In its simplest form, a theme is an empty folder with a config.json file containing {}

After that, every setting is optional, but you can override everything if you’d like to.

Overriding styles

If you want to tweak a few styles, you can create a style.css file at the root of your documentation directory and it will be included automatically. By doing this, you don’t need to create a new theme.

config.json options

Here is an example config.json file :

{
    "favicon": "<theme_url>img/favicon.png",
    "css": ["<theme_url>css/theme.min.css"],
    "js": [],
    "fonts": [
        "https://fonts.googleapis.com/css?family=Roboto+Slab:400,100,300,700&subset=latin,cyrillic-ext,cyrillic"
    ],
    "variants": {
        "blue": {
            "favicon": "<theme_url>img/favicon-blue.png",
            "css": ["<theme_url>css/theme-blue.min.css"]
        },
        "green": {
            "favicon": "<theme_url>img/favicon-green.png",
            "css": ["<theme_url>css/theme-green.min.css"]
        }
    }
}

There are five options :

  • favicon: The URL to your favicon
  • css: An array of CSS Stylesheets to add to the page
  • js: An array of JavaScript files to load
  • fonts: An array of Font sources, these are added as stylesheets
  • variants: An object containing sub-themes. Each sub theme, can provide the same configurations as the main theme (favicon, css, js, fonts)

You will also notice this <theme_url> in the url. This is automatically substituted with the final url to the theme when generating the final page.
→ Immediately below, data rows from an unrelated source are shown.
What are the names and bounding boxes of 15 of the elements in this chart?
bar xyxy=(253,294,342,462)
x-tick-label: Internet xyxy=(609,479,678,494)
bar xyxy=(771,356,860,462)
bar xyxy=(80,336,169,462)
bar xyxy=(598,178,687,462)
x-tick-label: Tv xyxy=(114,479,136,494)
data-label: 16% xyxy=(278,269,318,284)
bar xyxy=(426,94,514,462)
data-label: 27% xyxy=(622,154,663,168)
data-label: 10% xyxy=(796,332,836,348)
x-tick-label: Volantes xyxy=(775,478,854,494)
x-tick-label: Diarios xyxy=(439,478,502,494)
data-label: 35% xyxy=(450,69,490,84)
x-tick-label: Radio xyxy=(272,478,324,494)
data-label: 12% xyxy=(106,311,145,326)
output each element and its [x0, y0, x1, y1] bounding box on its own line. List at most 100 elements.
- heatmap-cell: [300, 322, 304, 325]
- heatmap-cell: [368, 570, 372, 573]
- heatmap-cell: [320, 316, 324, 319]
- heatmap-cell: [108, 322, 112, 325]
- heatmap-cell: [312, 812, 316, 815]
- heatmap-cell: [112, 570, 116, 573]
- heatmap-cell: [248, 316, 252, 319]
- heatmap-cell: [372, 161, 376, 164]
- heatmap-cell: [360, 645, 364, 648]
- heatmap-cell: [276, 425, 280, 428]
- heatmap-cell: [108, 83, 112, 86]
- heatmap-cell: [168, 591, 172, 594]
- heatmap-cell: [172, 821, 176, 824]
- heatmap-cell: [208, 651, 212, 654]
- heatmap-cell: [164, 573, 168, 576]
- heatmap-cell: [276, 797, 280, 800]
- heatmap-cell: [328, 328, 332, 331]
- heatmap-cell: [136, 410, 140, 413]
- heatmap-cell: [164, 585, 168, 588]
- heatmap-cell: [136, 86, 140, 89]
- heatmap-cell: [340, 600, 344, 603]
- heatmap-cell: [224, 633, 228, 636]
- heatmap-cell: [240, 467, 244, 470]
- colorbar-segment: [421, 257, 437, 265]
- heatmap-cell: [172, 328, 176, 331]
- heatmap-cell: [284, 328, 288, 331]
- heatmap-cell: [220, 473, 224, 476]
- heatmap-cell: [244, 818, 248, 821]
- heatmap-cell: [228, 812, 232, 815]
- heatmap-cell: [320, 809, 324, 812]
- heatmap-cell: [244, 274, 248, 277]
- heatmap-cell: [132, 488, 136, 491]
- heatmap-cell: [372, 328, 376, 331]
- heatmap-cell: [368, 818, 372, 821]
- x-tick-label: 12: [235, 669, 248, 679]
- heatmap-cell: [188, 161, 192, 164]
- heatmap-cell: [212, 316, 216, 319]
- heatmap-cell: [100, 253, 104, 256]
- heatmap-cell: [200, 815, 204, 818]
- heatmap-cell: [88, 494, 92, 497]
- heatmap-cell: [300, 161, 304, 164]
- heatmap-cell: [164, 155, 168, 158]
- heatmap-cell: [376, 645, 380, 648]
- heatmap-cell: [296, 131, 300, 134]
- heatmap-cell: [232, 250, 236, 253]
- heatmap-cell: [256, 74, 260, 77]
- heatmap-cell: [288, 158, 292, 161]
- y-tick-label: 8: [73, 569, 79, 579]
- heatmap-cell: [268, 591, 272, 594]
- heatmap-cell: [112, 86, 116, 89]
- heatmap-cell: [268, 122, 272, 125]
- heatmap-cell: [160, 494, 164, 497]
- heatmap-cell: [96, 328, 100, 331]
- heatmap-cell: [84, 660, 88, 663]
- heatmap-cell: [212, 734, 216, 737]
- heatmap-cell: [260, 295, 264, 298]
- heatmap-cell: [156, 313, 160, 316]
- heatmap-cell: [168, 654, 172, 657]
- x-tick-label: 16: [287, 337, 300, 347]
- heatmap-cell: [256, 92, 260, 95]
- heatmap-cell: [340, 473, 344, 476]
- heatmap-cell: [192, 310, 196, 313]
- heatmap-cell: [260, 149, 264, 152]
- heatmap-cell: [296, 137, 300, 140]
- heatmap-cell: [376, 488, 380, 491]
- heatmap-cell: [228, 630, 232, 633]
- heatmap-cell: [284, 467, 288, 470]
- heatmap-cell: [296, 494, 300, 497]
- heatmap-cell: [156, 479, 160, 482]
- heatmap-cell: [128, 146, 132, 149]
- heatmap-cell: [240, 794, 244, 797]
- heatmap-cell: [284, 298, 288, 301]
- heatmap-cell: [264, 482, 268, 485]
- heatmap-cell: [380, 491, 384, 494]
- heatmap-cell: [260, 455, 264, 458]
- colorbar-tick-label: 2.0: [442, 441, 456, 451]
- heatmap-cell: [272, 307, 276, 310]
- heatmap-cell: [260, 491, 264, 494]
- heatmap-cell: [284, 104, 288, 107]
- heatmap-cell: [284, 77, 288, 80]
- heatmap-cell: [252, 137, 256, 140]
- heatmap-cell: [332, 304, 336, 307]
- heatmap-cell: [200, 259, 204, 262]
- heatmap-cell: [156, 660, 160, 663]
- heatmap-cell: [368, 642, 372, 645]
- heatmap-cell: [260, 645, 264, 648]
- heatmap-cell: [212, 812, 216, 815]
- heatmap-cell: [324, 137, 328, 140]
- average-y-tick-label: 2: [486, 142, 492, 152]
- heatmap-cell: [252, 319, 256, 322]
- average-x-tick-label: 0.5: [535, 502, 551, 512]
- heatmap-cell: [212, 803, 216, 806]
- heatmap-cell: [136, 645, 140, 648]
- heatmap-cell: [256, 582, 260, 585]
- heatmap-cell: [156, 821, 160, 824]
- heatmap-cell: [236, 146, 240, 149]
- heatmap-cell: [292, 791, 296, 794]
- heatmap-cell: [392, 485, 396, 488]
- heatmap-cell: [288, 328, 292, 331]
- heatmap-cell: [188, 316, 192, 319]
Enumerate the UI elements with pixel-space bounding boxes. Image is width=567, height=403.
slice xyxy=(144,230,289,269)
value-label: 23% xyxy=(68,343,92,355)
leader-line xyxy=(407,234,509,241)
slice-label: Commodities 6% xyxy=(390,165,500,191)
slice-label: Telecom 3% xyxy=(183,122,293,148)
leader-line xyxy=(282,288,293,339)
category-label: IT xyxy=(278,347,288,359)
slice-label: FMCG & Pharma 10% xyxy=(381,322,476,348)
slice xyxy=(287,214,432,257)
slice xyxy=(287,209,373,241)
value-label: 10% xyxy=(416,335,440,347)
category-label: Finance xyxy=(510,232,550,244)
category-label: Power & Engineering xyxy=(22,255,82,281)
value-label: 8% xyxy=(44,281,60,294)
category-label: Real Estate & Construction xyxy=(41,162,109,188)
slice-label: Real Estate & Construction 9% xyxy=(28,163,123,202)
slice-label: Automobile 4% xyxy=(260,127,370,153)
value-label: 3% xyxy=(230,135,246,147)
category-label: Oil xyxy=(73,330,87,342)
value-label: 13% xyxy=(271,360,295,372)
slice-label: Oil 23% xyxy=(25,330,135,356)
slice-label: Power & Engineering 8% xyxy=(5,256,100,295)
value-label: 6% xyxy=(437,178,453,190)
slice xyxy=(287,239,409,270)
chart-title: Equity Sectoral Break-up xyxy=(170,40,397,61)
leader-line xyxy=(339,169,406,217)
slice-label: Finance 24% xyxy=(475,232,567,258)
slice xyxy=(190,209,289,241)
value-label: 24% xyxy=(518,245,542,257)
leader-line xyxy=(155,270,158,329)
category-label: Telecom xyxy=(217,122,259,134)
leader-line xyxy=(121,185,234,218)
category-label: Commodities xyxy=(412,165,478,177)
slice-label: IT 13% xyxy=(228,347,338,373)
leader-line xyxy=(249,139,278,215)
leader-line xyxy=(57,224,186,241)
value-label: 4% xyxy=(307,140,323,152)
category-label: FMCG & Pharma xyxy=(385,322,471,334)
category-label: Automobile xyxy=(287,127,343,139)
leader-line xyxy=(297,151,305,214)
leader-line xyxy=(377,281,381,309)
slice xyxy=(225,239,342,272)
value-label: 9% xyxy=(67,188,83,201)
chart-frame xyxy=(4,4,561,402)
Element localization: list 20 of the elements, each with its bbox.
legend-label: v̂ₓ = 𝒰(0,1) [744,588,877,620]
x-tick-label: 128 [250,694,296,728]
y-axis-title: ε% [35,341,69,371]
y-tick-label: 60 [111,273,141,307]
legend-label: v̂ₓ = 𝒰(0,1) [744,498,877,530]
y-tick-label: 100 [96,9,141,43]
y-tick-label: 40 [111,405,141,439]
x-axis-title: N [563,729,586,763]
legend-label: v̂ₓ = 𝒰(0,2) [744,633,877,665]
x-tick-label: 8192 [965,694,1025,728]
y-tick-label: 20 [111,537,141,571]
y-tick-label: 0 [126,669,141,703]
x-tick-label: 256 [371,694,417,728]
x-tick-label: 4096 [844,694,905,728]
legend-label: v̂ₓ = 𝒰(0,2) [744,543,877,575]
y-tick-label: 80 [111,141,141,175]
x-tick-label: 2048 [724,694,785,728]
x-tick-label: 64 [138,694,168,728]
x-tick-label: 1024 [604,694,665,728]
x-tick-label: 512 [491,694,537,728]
There are two possible substitutions :

  • <theme_url>: The url to the current theme
  • <base_url>: The url to the documentation root

Theme variants

Like the default Daux.io theme, you might want to provide variants of your theme.

In the example before, there were two variants : blue and green.

The configuration of a variant is added to the configuration of the main theme, it doesn’t replace it.

For example the main CSS files defined are: ["<theme_url>css/theme.min.css"] and the green variant defines ["<theme_url>css/theme-green.min.css"].

The final list of CSS files will be ["<theme_url>css/theme.min.css", "<theme_url>css/theme-green.min.css"].

This doesn’t apply to favicon, only the last value set is kept.

Setting the theme for your documentation

In your documentation’s config.json (not the theme’s config.json)

Change the theme option inside html

{
    "themes_directory": "/home/user/themes",
    "html": {
        "theme": "{theme}-{variant}"
    }
}

The name of the theme, is the folder name.

You can use the themes_directory setting if you want to specify a custom location of your themes folder.

A variant is optional, if you want to add one, separate it from the theme with a dash.

Overriding templates

By default, you have a list of templates in templates

You can create a folder named templates in your theme, copy-paste the original template in that folder, and you can modify it freely.

You can even do it one template at a time if you wish to do only small changes.

By default, we have the following templates :

  • content.php: The content page.
  • home.php: The landing page.
  • error.php: The page to show when a page is not found or some other error happened.
  • partials/navbar_content.php: The content of the top navigation bar.
  • partials/google_analytics.php: The script to load Google Analytics.
  • partials/piwik_analytics.php: The script to load Piwik Analytics.
  • layout/00_layout.php: The master template, containing the <html> tag.
  • layout/05_page.php: The page layout, with left navigation.